SLL: “Dead are Dead”
Dead Are Dead
It seems difficult to imagine at this late age, as we stand in the twilight of history, informed of fifteen hundred years of progress, how primitively our ancestors and antecedents lived in the days before the Dark wells of power were opened and plumbed. Self-delusion, deliberate primitivism, pagan self-flagellation and fear of the unknown: all these and more ruled the psyche of the pre-civilized races.
Little wonder, then, that the civilizing influences spread but slowly, and met with resistance at every step of the way. From the first arrival of the giants til some time after the founding of Ka-Rone in the first year of the calendar — scholars debate whether this liminal period was a single human lifetime, or more than one, or less — from the first arrival of the giants til some time after the founding of the capital of the Diamond Isle, petty humans and their ilk refused the gifts the giants offered them, and answered giantish generosity with blood and fire.
Few records of that chaotic time before Living Memory have survived, and today our best resource (barring magical retrospection) is the play “Dead Are Dead,” by the famed satirist of her era Yollinada of Habadad. While her nation was put to the torch centuries ago, a sample of her writings was preserved within the ART’s libraries and today every second-year student is compelled to translate sections of “Dead Are Dead” by hand, for practice.
“Dead Are Dead” takes place over a period of three days in the fictional trading port of Lost Passion, a Habadad colony threatened by the arrival of the giants some fifteen years previous. Its plot concerns Po-Popo, a giantish emissary from Ka-Rone and his manservant Lickspittle, who plot to overthrow Lost Passion’s governor Lady Sitabout and replace him with the more progressive Lady Gracious. They are opposed by Lady Sitabout’s son, Colonel Bloodthirst, and his ally Bishop Fearmonger (who soliloquizes constantly on the greed and wrath of the Million Gods). A running subplot concerns Sir Dash’s unsuccessful attempts to find a suitable spouse for his son, Sir Winsome. At the climax, Bloodthirst refuses to duel Lickspittle and instead sends Lost Passion’s garrison to attack Ka-Rone, then kills himself when his troops rebel against the order. Fearmonger descends into a particularly slapstick form of madness, and Sitabout peaceably gives way to Gracious, whose daughter weds Winsome. (Oddly, the final scene’s stage directions imply that the character of Lickspittle is executed, but this is generally attributed to a transcription error.)
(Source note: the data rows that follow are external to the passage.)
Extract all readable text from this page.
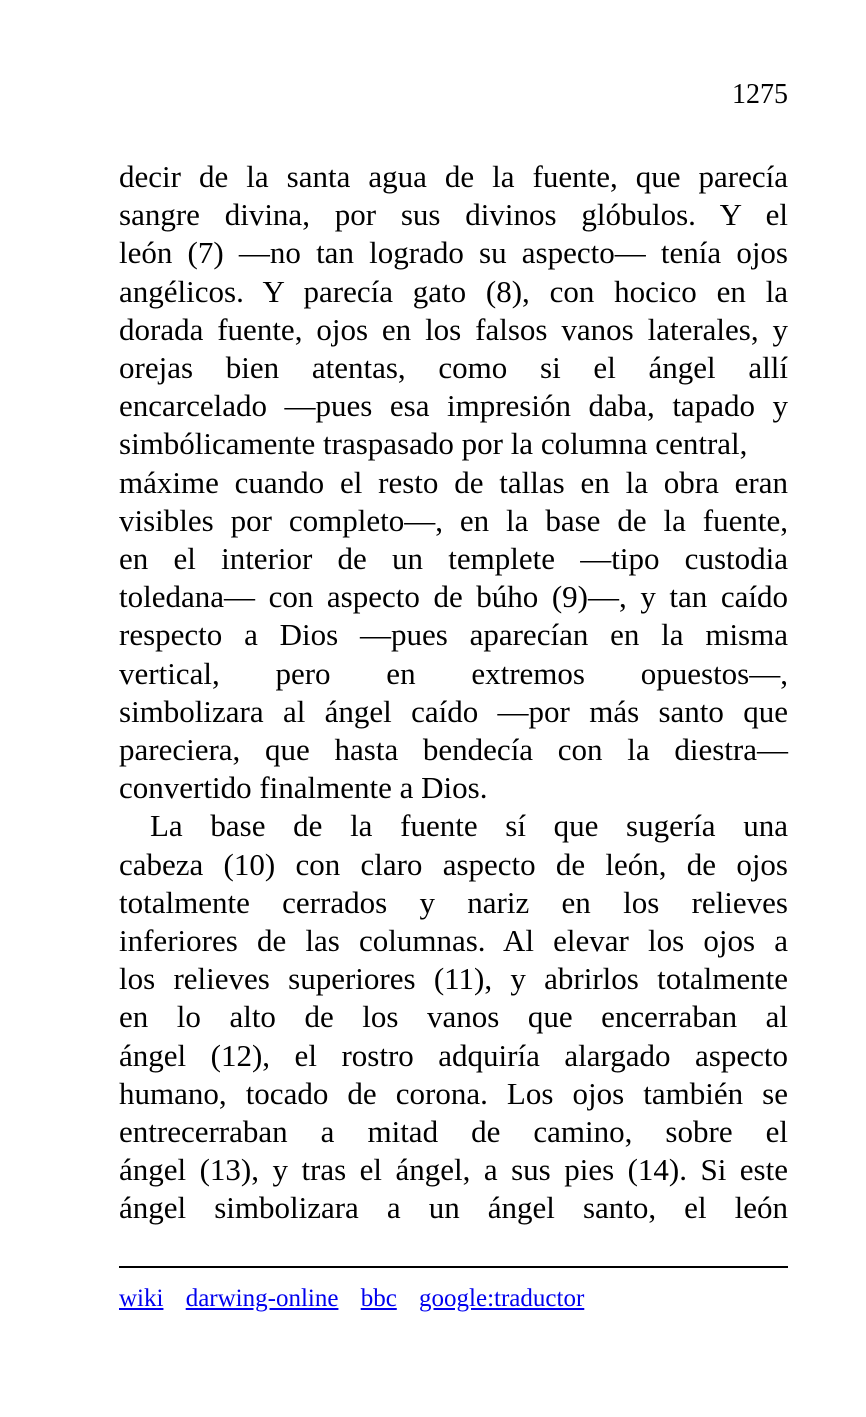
1275

decir de la santa agua de la fuente, que parecía
sangre divina, por sus divinos glóbulos. Y el
león (7) —no tan logrado su aspecto— tenía ojos
angélicos. Y parecía gato (8), con hocico en la
dorada fuente, ojos en los falsos vanos laterales, y
orejas bien atentas, como si el ángel allí
encarcelado —pues esa impresión daba, tapado y
simbólicamente traspasado por la columna central,
máxime cuando el resto de tallas en la obra eran
visibles por completo—, en la base de la fuente,
en el interior de un templete —tipo custodia
toledana— con aspecto de búho (9)—, y tan caído
respecto a Dios —pues aparecían en la misma
vertical, pero en extremos opuestos—,
simbolizara al ángel caído —por más santo que
pareciera, que hasta bendecía con la diestra—
convertido finalmente a Dios.

La base de la fuente sí que sugería una
cabeza (10) con claro aspecto de león, de ojos
totalmente cerrados y nariz en los relieves
inferiores de las columnas. Al elevar los ojos a
los relieves superiores (11), y abrirlos totalmente
en lo alto de los vanos que encerraban al
ángel (12), el rostro adquiría alargado aspecto
humano, tocado de corona. Los ojos también se
entrecerraban a mitad de camino, sobre el
ángel (13), y tras el ángel, a sus pies (14). Si este
ángel simbolizara a un ángel santo, el león

wiki darwing-online bbc google:traductor
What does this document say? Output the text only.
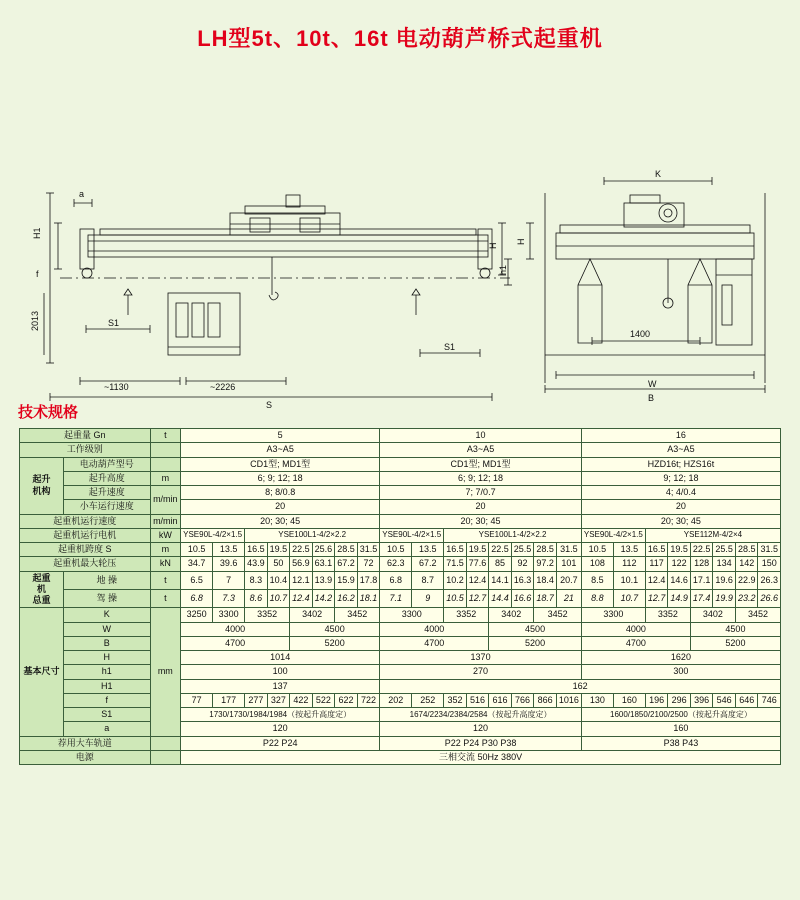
LH型5t、10t、16t 电动葫芦桥式起重机
a
H1
f
2013	S1
S1
~1130	~2226
S
H
h1
K
H
1400
W
B
技术规格
起重量 Gn		t	5								10								16							
工作级别			A3~A5								A3~A5								A3~A5							
起升
机构	电动葫芦型号		CD1型; MD1型								CD1型; MD1型								HZD16t; HZS16t							
	起升高度	m	6; 9; 12; 18								6; 9; 12; 18								9; 12; 18							
	起升速度	m/min	8; 8/0.8								7; 7/0.7								4; 4/0.4							
	小车运行速度		20								20								20							
起重机运行速度		m/min	20; 30; 45								20; 30; 45								20; 30; 45							
起重机运行电机		kW	YSE90L-4/2×1.5		YSE100L1-4/2×2.2						YSE90L-4/2×1.5		YSE100L1-4/2×2.2						YSE90L-4/2×1.5		YSE112M-4/2×4					
起重机跨度 S		m	10.5	13.5	16.5	19.5	22.5	25.6	28.5	31.5	10.5	13.5	16.5	19.5	22.5	25.5	28.5	31.5	10.5	13.5	16.5	19.5	22.5	25.5	28.5	31.5
起重机最大轮压		kN	34.7	39.6	43.9	50	56.9	63.1	67.2	72	62.3	67.2	71.5	77.6	85	92	97.2	101	108	112	117	122	128	134	142	150
起重
机
总重	地 操	t	6.5	7	8.3	10.4	12.1	13.9	15.9	17.8	6.8	8.7	10.2	12.4	14.1	16.3	18.4	20.7	8.5	10.1	12.4	14.6	17.1	19.6	22.9	26.3
	驾 操	t	6.8	7.3	8.6	10.7	12.4	14.2	16.2	18.1	7.1	9	10.5	12.7	14.4	16.6	18.7	21	8.8	10.7	12.7	14.9	17.4	19.9	23.2	26.6
基本尺寸	K	mm	3250	3300	3352		3402		3452		3300		3352		3402		3452		3300		3352		3402		3452	
	W		4000				4500				4000				4500				4000				4500			
	B		4700				5200				4700				5200				4700				5200			
	H		1014								1370								1620							
	h1		100								270								300							
	H1		137								162															
	f		77	177	277	327	422	522	622	722	202	252	352	516	616	766	866	1016	130	160	196	296	396	546	646	746
	S1		1730/1730/1984/1984（按起升高度定）								1674/2234/2384/2584（按起升高度定）								1600/1850/2100/2500（按起升高度定）							
	a		120								120								160							
荐用大车轨道			P22 P24								P22 P24 P30 P38								P38 P43							
电源			三相交流 50Hz 380V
The play’s title comes from a running joke in the play: Fearmonger believes Po-Popo to be Undying, and it is this (and his comically morbid fear of the undead) that drives the Bishop to his madness. “The dead are dead!” he repeats, many, many times.
A minority of archaeologists speculate the play was loosely based on real-life events, and a number of sites on the eastern coast of the Diamond Isle have been examined as potential ruined Lost Passions. However, no site’s claims have survived the vetting process, and most scholars agree that the play is entirely fictive.